Hendrix “spoke music like a native”, but didn’t consciously know the grammar, if you like — he just could apply it in his sleep. A very different intuitive musician, Evangelos Papathanassiou — world-famous among electronica and soundtrack lovers by the Greek nickname Vangelis — had classical piano lessons but never properly learned to read music: blessed with a prodigal ear and memory, he could reproduce what his teacher showed him just fine. While he apparently took some college classes in music (as did his more meditative German college, Klaus Schulze), he kept an intuitive, “feel” attitude toward music his whole life. When an interviewer in Keyboard magazine asked him how he composed, he answered tellingly: “it’s like breathing: if you think about how to breathe, you choke”.

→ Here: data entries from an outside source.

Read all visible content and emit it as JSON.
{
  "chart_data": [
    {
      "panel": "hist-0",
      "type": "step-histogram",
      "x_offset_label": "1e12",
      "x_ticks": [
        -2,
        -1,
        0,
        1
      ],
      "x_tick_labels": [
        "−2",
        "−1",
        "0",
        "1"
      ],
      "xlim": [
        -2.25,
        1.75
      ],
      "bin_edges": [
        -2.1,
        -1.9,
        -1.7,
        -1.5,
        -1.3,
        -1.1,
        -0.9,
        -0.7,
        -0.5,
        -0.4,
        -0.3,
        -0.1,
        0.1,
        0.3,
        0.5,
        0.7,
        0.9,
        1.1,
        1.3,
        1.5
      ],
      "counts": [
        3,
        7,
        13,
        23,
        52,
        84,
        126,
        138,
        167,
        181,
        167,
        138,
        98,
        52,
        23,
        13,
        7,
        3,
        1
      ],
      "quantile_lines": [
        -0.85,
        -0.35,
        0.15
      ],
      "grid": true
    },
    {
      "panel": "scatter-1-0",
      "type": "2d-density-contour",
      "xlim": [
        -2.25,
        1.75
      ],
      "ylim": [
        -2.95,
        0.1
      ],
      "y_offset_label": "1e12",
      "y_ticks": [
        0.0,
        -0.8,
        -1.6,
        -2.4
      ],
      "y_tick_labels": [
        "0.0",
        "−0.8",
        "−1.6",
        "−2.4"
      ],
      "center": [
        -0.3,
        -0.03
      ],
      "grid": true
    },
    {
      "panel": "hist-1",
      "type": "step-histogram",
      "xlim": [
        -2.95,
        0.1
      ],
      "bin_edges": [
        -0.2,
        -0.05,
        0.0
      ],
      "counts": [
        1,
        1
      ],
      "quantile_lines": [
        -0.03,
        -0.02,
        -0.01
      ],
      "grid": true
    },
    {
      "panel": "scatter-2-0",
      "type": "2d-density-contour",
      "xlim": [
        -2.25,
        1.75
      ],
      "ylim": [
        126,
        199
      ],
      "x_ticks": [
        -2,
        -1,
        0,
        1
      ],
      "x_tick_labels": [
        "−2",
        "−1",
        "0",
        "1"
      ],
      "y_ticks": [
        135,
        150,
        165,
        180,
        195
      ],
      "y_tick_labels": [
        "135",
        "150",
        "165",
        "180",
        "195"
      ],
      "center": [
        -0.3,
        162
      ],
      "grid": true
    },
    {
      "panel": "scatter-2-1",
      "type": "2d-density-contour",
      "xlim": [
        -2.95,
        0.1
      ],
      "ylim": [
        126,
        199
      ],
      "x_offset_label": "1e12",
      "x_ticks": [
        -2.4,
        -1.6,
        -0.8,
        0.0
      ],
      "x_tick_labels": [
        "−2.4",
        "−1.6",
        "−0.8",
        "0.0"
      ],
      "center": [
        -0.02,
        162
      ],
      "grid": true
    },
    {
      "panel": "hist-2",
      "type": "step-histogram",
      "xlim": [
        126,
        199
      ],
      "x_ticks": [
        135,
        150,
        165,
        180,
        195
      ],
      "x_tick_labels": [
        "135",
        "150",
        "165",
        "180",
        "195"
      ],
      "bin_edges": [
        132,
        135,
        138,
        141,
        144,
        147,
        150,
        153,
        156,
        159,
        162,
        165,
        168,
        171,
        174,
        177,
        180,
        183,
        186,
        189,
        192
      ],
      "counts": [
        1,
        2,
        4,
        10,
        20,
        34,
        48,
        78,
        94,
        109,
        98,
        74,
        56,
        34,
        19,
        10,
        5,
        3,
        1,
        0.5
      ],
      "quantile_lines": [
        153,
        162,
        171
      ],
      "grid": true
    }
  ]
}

Now while some of Vangelis’s more ambitious compositions (such as “Heaven and Hell”) clearly draw inspiration from Western classical music (Klaus Schulze even wrote a brief orchestral fugue in the studio version of “Ludwig II”), it would be hard for a musician to “function” in the classical world without the musical equivalent of “knowing your grammar”. (To be sure, at least one famous classical organist needed to learn most of his repertoire by ear — Helmut Walcha had been totally blind since age twelve — but he surely knew his theory, and taught for many years at the Frankfurt Conservatory.) Likewise, in some of the more ambitious, through-composed realms of jazz and progressive rock, a thorough conscious knowledge of music theory is a great asset—though you may be able to get by just fine with an unconscious one, as long as your fellow band members are comfortable learning by ear.

Conversely, knowing the rules without being able to apply them in real time may get you a job as a critic, but won’t get you far as a musician — or a writer.